— Ну кто, кто? Кто твою жену увел? Пить мне не дает, гад, — жарким ненавистным шепотом сказал кентавр в самое ухо Х-арну. Изо рта его пахнуло при этом ничуть не лучше, чем из винного погреба: тем же смрадом, плесенью, гнилостной утробой. «Он совсем больной, — подумал о кентавре Х-арн, — И куда столько пьет? И он что же, ничем не закусывает?»
— Надрал, надрал, а потом отдал амазонкам, — продолжал кентавр. — Там они меня и... и отрезали. — Умное лицо кентавра утратило свою былую осмысленность, исказилось ненавистью. — Суки эти бабы, Х-арн, ах суки, что со мной сделали.
— Это верно, — подумал Х-арн, вспомнив Лидию.
— Спутался я у них там, понимаешь, с одной бабенкой, тоже амазонка была, а у них, понимаешь, Х-арн, нельзя с кентаврами. Ну а нас поймали. Она ко мне по ночам в сарай приходила. Известное дело, баба. А я, понимаешь, по женской части мастак был. Ну зацепил ее, сам знаешь. Понимает, что губит себя, а любит. Любила она меня, Х-арн. — Его влажные глаза увлажнились еще больше, из них выплыли две огромные слезищи и, подрожав мгновение, сначала одна, потом другая, растеклись по щекам.

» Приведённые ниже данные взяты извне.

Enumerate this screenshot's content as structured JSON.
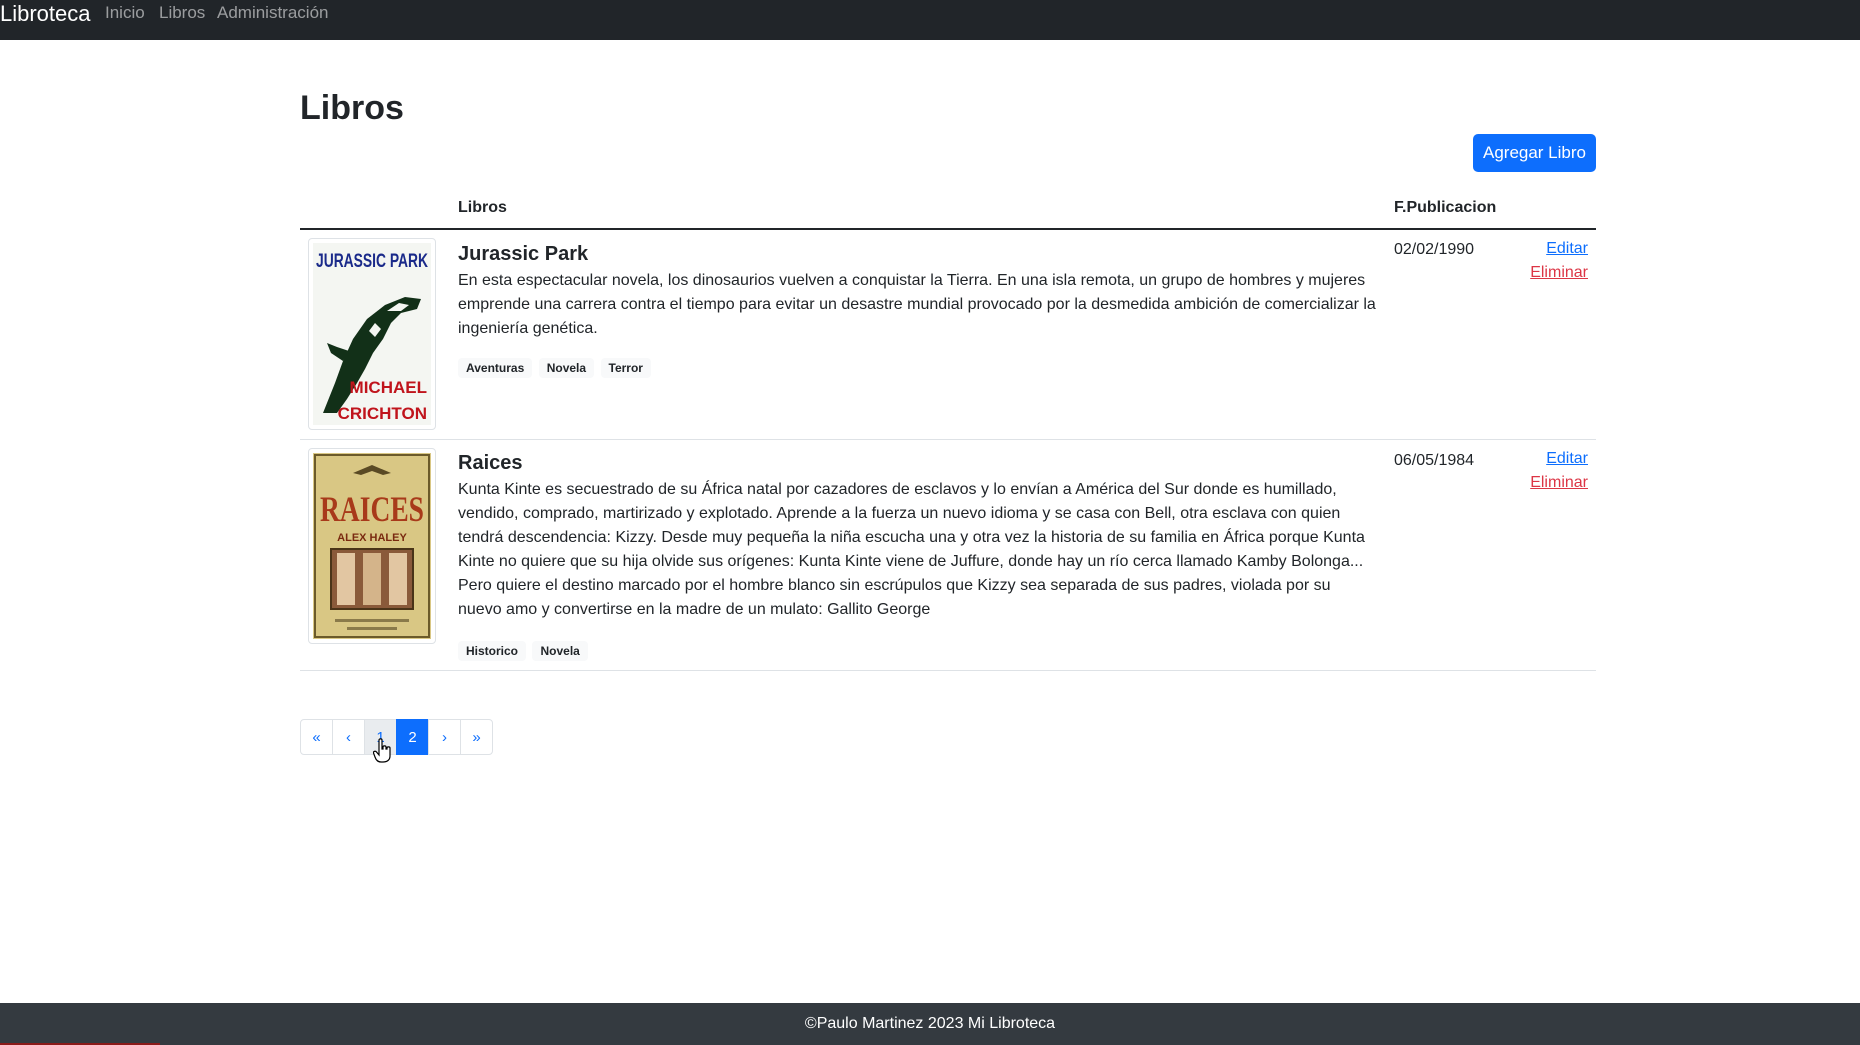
{
  "nav": {
    "brand": "Libroteca",
    "links": [
      "Inicio",
      "Libros",
      "Administración"
    ]
  },
  "page": {
    "title": "Libros",
    "add_button": "Agregar Libro"
  },
  "table": {
    "headers": {
      "books": "Libros",
      "date": "F.Publicacion"
    },
    "rows": [
      {
        "title": "Jurassic Park",
        "description": "En esta espectacular novela, los dinosaurios vuelven a conquistar la Tierra. En una isla remota, un grupo de hombres y mujeres emprende una carrera contra el tiempo para evitar un desastre mundial provocado por la desmedida ambición de comercializar la ingeniería genética.",
        "tags": [
          "Aventuras",
          "Novela",
          "Terror"
        ],
        "date": "02/02/1990",
        "edit": "Editar",
        "delete": "Eliminar",
        "cover_title": "JURASSIC PARK",
        "cover_author_1": "MICHAEL",
        "cover_author_2": "CRICHTON"
      },
      {
        "title": "Raices",
        "description": "Kunta Kinte es secuestrado de su África natal por cazadores de esclavos y lo envían a América del Sur donde es humillado, vendido, comprado, martirizado y explotado. Aprende a la fuerza un nuevo idioma y se casa con Bell, otra esclava con quien tendrá descendencia: Kizzy. Desde muy pequeña la niña escucha una y otra vez la historia de su familia en África porque Kunta Kinte no quiere que su hija olvide sus orígenes: Kunta Kinte viene de Juffure, donde hay un río cerca llamado Kamby Bolonga... Pero quiere el destino marcado por el hombre blanco sin escrúpulos que Kizzy sea separada de sus padres, violada por su nuevo amo y convertirse en la madre de un mulato: Gallito George",
        "tags": [
          "Historico",
          "Novela"
        ],
        "date": "06/05/1984",
        "edit": "Editar",
        "delete": "Eliminar",
        "cover_title": "RAICES",
        "cover_author": "ALEX HALEY"
      }
    ]
  },
  "pagination": {
    "first": "«",
    "prev": "‹",
    "pages": [
      "1",
      "2"
    ],
    "active_page": "2",
    "next": "›",
    "last": "»"
  },
  "footer": {
    "text": "©Paulo Martinez 2023 Mi Libroteca"
  },
  "colors": {
    "primary": "#0d6efd",
    "danger": "#dc3545",
    "navbar": "#212529",
    "footer": "#343a40"
  }
}
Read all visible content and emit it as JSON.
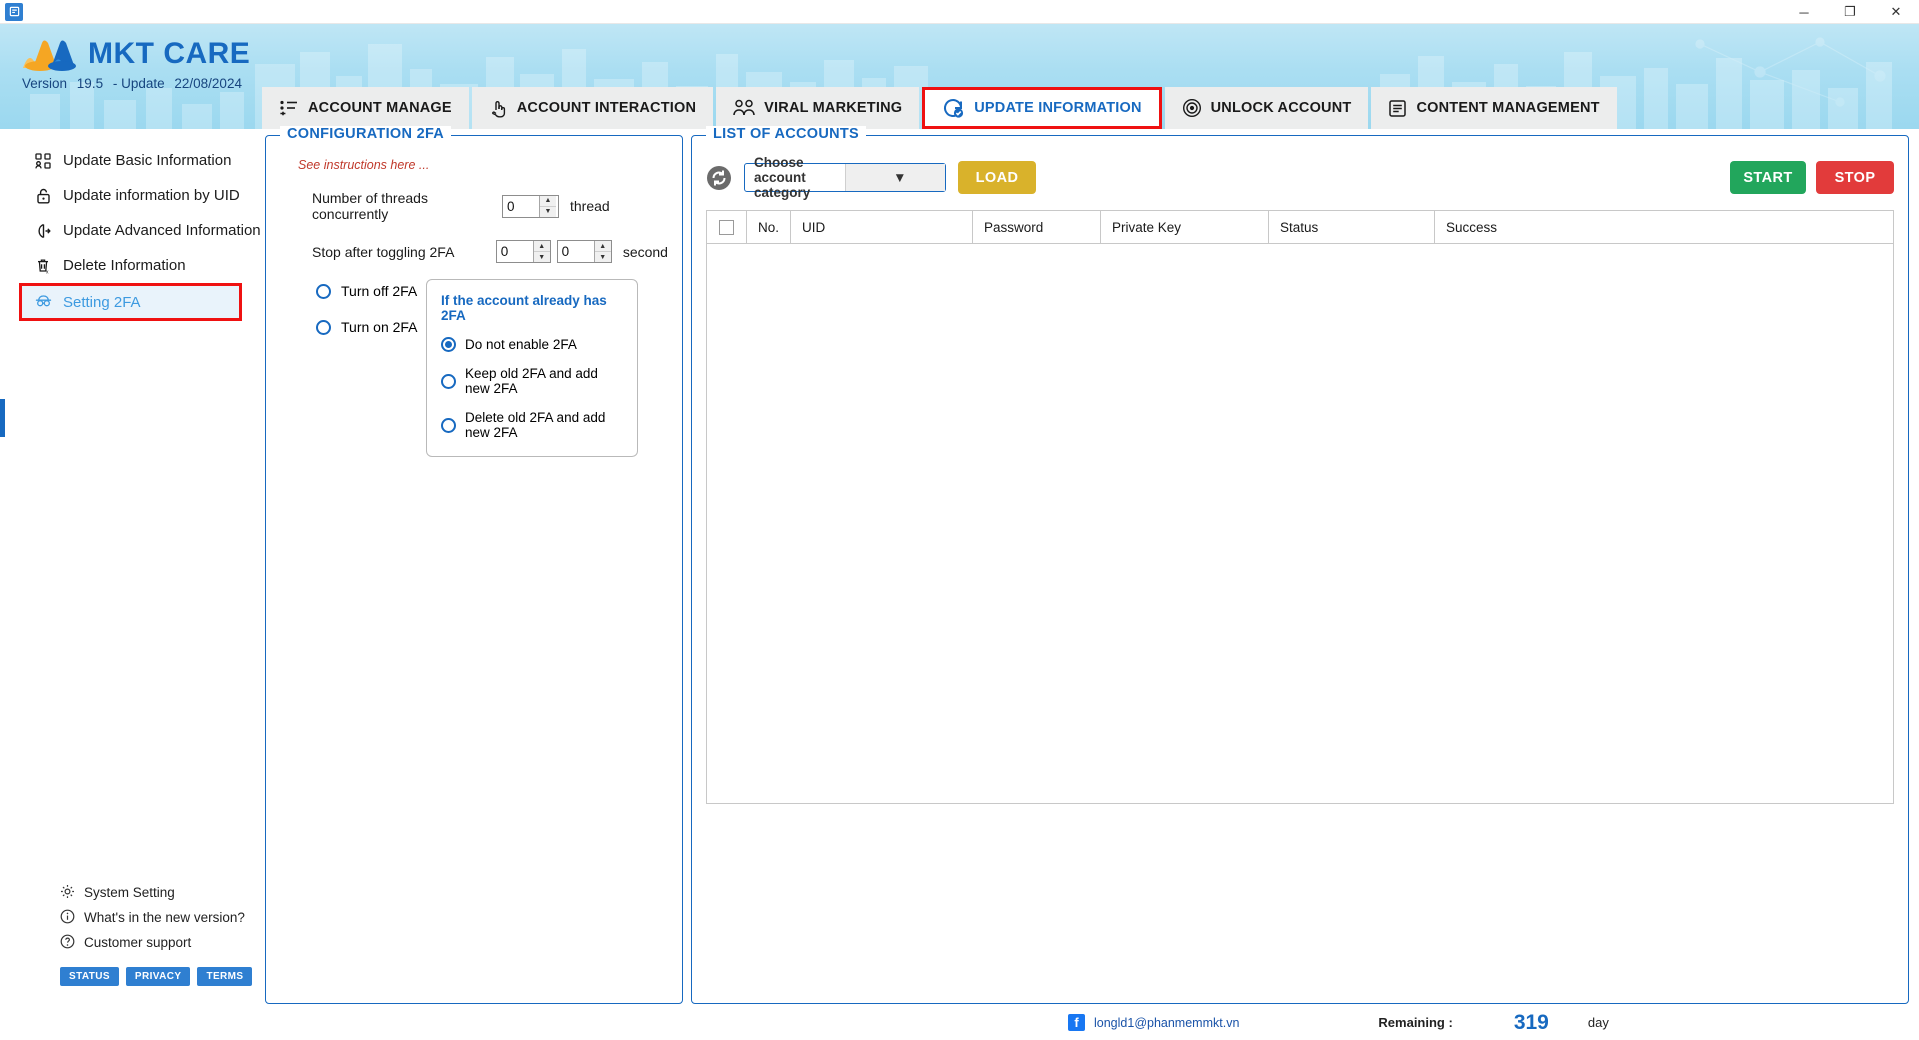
{
  "window": {
    "icon": "app-icon",
    "minimize": "─",
    "maximize": "❐",
    "close": "✕"
  },
  "header": {
    "brand": "MKT CARE",
    "version_label": "Version",
    "version_number": "19.5",
    "update_label": "- Update",
    "update_date": "22/08/2024"
  },
  "nav": {
    "tabs": [
      {
        "label": "ACCOUNT MANAGE",
        "icon": "list-icon",
        "active": false
      },
      {
        "label": "ACCOUNT INTERACTION",
        "icon": "hand-pointer-icon",
        "active": false
      },
      {
        "label": "VIRAL MARKETING",
        "icon": "people-icon",
        "active": false
      },
      {
        "label": "UPDATE INFORMATION",
        "icon": "refresh-check-icon",
        "active": true
      },
      {
        "label": "UNLOCK ACCOUNT",
        "icon": "fingerprint-icon",
        "active": false
      },
      {
        "label": "CONTENT MANAGEMENT",
        "icon": "document-icon",
        "active": false
      }
    ]
  },
  "sidebar": {
    "items": [
      {
        "label": "Update Basic Information",
        "icon": "grid-people-icon",
        "selected": false
      },
      {
        "label": "Update information by UID",
        "icon": "lock-icon",
        "selected": false
      },
      {
        "label": "Update Advanced Information",
        "icon": "shield-advanced-icon",
        "selected": false
      },
      {
        "label": "Delete Information",
        "icon": "trash-icon",
        "selected": false
      },
      {
        "label": "Setting 2FA",
        "icon": "spy-icon",
        "selected": true
      }
    ],
    "bottom": [
      {
        "label": "System Setting",
        "icon": "gear-icon"
      },
      {
        "label": "What's in the new version?",
        "icon": "info-icon"
      },
      {
        "label": "Customer support",
        "icon": "question-icon"
      }
    ],
    "badges": [
      "STATUS",
      "PRIVACY",
      "TERMS"
    ]
  },
  "config_panel": {
    "title": "CONFIGURATION 2FA",
    "instructions": "See instructions here ...",
    "threads": {
      "label": "Number of threads concurrently",
      "value": "0",
      "unit": "thread"
    },
    "stop_after": {
      "label": "Stop after toggling 2FA",
      "value_from": "0",
      "value_to": "0",
      "unit": "second"
    },
    "mode_options": [
      {
        "label": "Turn off 2FA",
        "selected": false
      },
      {
        "label": "Turn on 2FA",
        "selected": false
      }
    ],
    "subbox": {
      "title": "If the account already has 2FA",
      "options": [
        {
          "label": "Do not enable 2FA",
          "selected": true
        },
        {
          "label": "Keep old 2FA and add new 2FA",
          "selected": false
        },
        {
          "label": "Delete old 2FA and add new 2FA",
          "selected": false
        }
      ]
    }
  },
  "accounts_panel": {
    "title": "LIST OF ACCOUNTS",
    "refresh_icon": "refresh-icon",
    "category_select": {
      "value": "Choose account category"
    },
    "load_button": "LOAD",
    "start_button": "START",
    "stop_button": "STOP",
    "table": {
      "columns": [
        "",
        "No.",
        "UID",
        "Password",
        "Private Key",
        "Status",
        "Success"
      ],
      "rows": []
    }
  },
  "statusbar": {
    "facebook_icon": "facebook-icon",
    "email": "longld1@phanmemmkt.vn",
    "remaining_label": "Remaining :",
    "remaining_value": "319",
    "day_label": "day"
  }
}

— Ее в гладиаторши отдали, а меня вот... — Кентавр закрыл лицо руками. — И твою бабу он отдаст амазонкам.
— Лидию? — удивился Х-арн.
— Да, Лидию. Отдаст ее в амазонки. Она смелая. Им такие во как нужны. — По всему чувствовалось, что кентавр не врет. Пора было что-то предпринимать, если он не хочет навсегда потерять Лидию. Но что? Как? Х-арн был совершенно растерян. У него была маленькая надежда, что ему может помочь кентавр, но, глядя на его все больше и больше пьянеющее лицо, он теперь сомневался в этом. И как бы в подтверждение этих мыслей кентавр сказал:
— Ну что, пойти будить его, что ли?
— Будить? — не понял Х-арн.
— Будить, — сказал кентавр. — Каждое утро я прихожу будить его на работу.
Х-арн не мог поверить этому. Ему казалось, что после всего того, что он услышал от кентавра, тот должен ворваться в домик лодочника, сбросить его одним ударом на пол и опустить копыто или лучше два копыта на его голову. И вдруг — будить. Да, кентавр исправно несет свою должность. «Кастрированный кентавр, — со злостью и ненавистью подумал Х-арн, — и должен, обязан исправно нести свою должность». Но он, Х-арн, не лошадь, он не кентавр, и лодочник ему не хозяин.
— Иди, — с тоской в голосе сказал он кентавру. — Иди, буди своего хозяина. — Х-арн понял, что надеяться он может только на самого себя. Только на себя, Х-арна.
В это время кентавр, что-то бормоча с блаженной полуидиотской улыбкой, с силой пустил под себя струю. Это продолжалось довольно долго. Сначала опустошил бочонок, теперь опустошает себя. Кентавр развернулся и, осторожно обойдя пенистую лужу, подошел к двери домика.
— С богом, — сказал он и застучал задними копытами в дверь.
— Что еще? Кто там? Это ты, Кэсс? — раздался из домика грубый недовольный голос.
— Вставайте, люди ждут. И к вам в гости пришел подарок.
— Вот шут пьяный, — выругался про себя Х-арн, — продал. И зачем я ему, дураку, бочонок только вынес?
Дверь пинком отворилась, и в новое светлое утро вышел лодочник, рослый, красивый, невыспавшийся, с лепными украшениями бронзовых мышц, в своей шкуре на плечах и с кожаным мешочком на поясе для сбора платы.
— О чем ты бредишь, какой подарок? — спросил он спросонок, не видя Х-арна, и направился к реке. Зайдя по колено, он поплескался, вытер руки о шкуру и, вернувшись, только тогда увидел Х-арна. Внимательно на него посмотрев, он перевел взгляд на кентавра и понял, что тот пьян.
— Твоя работа, Кэсс? — спросил лодочник кентавра, кивнув на Х-арна.
— Наоборот, моя работа! — с вызовом ответил Х-арн.
— Ну что ж, с тобой и поговорим, — сказал Х-арну лодочник, смерив его взглядом. — А ты, Кэсс, собирайся на другую службу. Опять отдам тебя к амазонкам.
Кентавр вздрогнул и театрально схватился за сердце.
— Да что же это такое, Х-арн? — воскликнул он, истерично взвизгнув.
— А ты, Х-арн, выбрал сам свою судьбу. И помни, я тебя предупредил. Ждите меня здесь. Я сейчас перевезу людей и займусь вами.